Defining services should be straightforward. After all, we are delivering them every day and, in most cases, have been doing so for many years. In Victoria, councils are being asked to define services as part of a sector-wide asset management improvement program. A simple survey of councils revealed very different ideas about what constitutes a service. One council said that it had about 20 services, each defined by a department of the council. Another said that it had about 40 services, each defined by a unit within the council organisational structure (typically several units will form a department). A third council said that it had over 300 services, each defined by a cost centre in the council budget. The assumption seems to be that the organisational structure or budget defines services. This is expedient, but have they really defined services?

The Australian Centre for Excellence in Local Government conducted a review of service delivery reviews in 2012. They found that the ‘interpretation of the term ‘service’ for the purpose of reviews varied considerably between councils. Some councils defined services at a broad level and selected about 40 service groups or packages. Others broke them down into as many as 200 to audit and analyse their services at a detailed level’. Most councils differentiated between services to internal and external customers, and between those required to be provided due to a statutory obligation from those where there was discretion over provision. No criteria for defining services were identified in the report.

Geary Rummler and Alan Brache say that the work flow across functional boundaries is ‘how work gets done’. They contend that organisations produce their outputs through numerous cross functional work processes. If that is the case, then services are cross functional processes. Defining them according to functions is unlikely to be accurate.
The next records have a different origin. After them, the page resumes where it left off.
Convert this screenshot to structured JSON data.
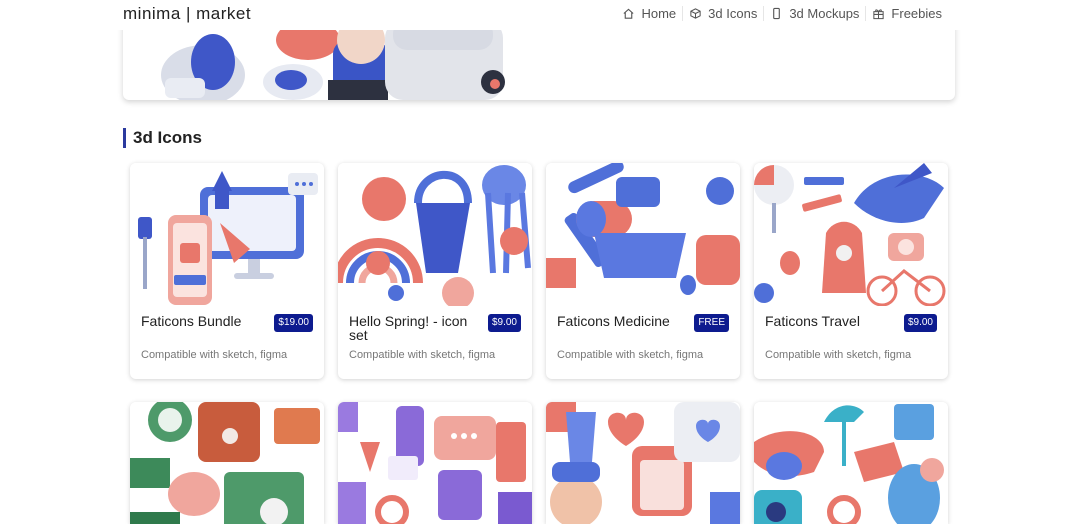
{
  "header": {
    "logo": "minima | market",
    "nav": [
      {
        "label": "Home",
        "icon": "home-icon"
      },
      {
        "label": "3d Icons",
        "icon": "cube-icon"
      },
      {
        "label": "3d Mockups",
        "icon": "phone-icon"
      },
      {
        "label": "Freebies",
        "icon": "gift-icon"
      }
    ]
  },
  "section": {
    "title": "3d Icons"
  },
  "products": [
    {
      "title": "Faticons Bundle",
      "price": "$19.00",
      "subtitle": "Compatible with sketch, figma"
    },
    {
      "title": "Hello Spring! - icon set",
      "price": "$9.00",
      "subtitle": "Compatible with sketch, figma"
    },
    {
      "title": "Faticons Medicine",
      "price": "FREE",
      "subtitle": "Compatible with sketch, figma"
    },
    {
      "title": "Faticons Travel",
      "price": "$9.00",
      "subtitle": "Compatible with sketch, figma"
    }
  ],
  "colors": {
    "accent": "#0d1b8f",
    "section_bar": "#2b3a9e",
    "coral": "#e8776b",
    "blue": "#4f6fd8"
  }
}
I think that a useful definition of a service in local government is ‘an ‘end to end’ process that delivers an output to an identified customer’. The service could be part of a set of services that combine to deliver an output or outcome, which is probably better described as a value chain.

There are challenges in defining services as value chains or cross functional processes. To begin with, it challenges conventional thinking about how local government organisations work. Traditional power bases can be threatened if one disciplinary group no longer has control over a service. There will be a need for customer-focussed and process driven performance measures that are aligned with measures of the contributions of functions to the service. Rummler and Brache suggest appointing process owners, who they describe as the conscience, evaluator and champion of a process.

Thinking of services as processes will require fundamental changes in the way the organisation operates but it is more likely to result in high performance in service delivery.

Lancing Farrell

Australian Centre for Local Government Excellence 2012. Service delivery reviews in Australian local government.

Rummler, Geary A., and Brache, Alan P. 1995. Improving Performance – How to Manage the White Space on the Organisation Chart.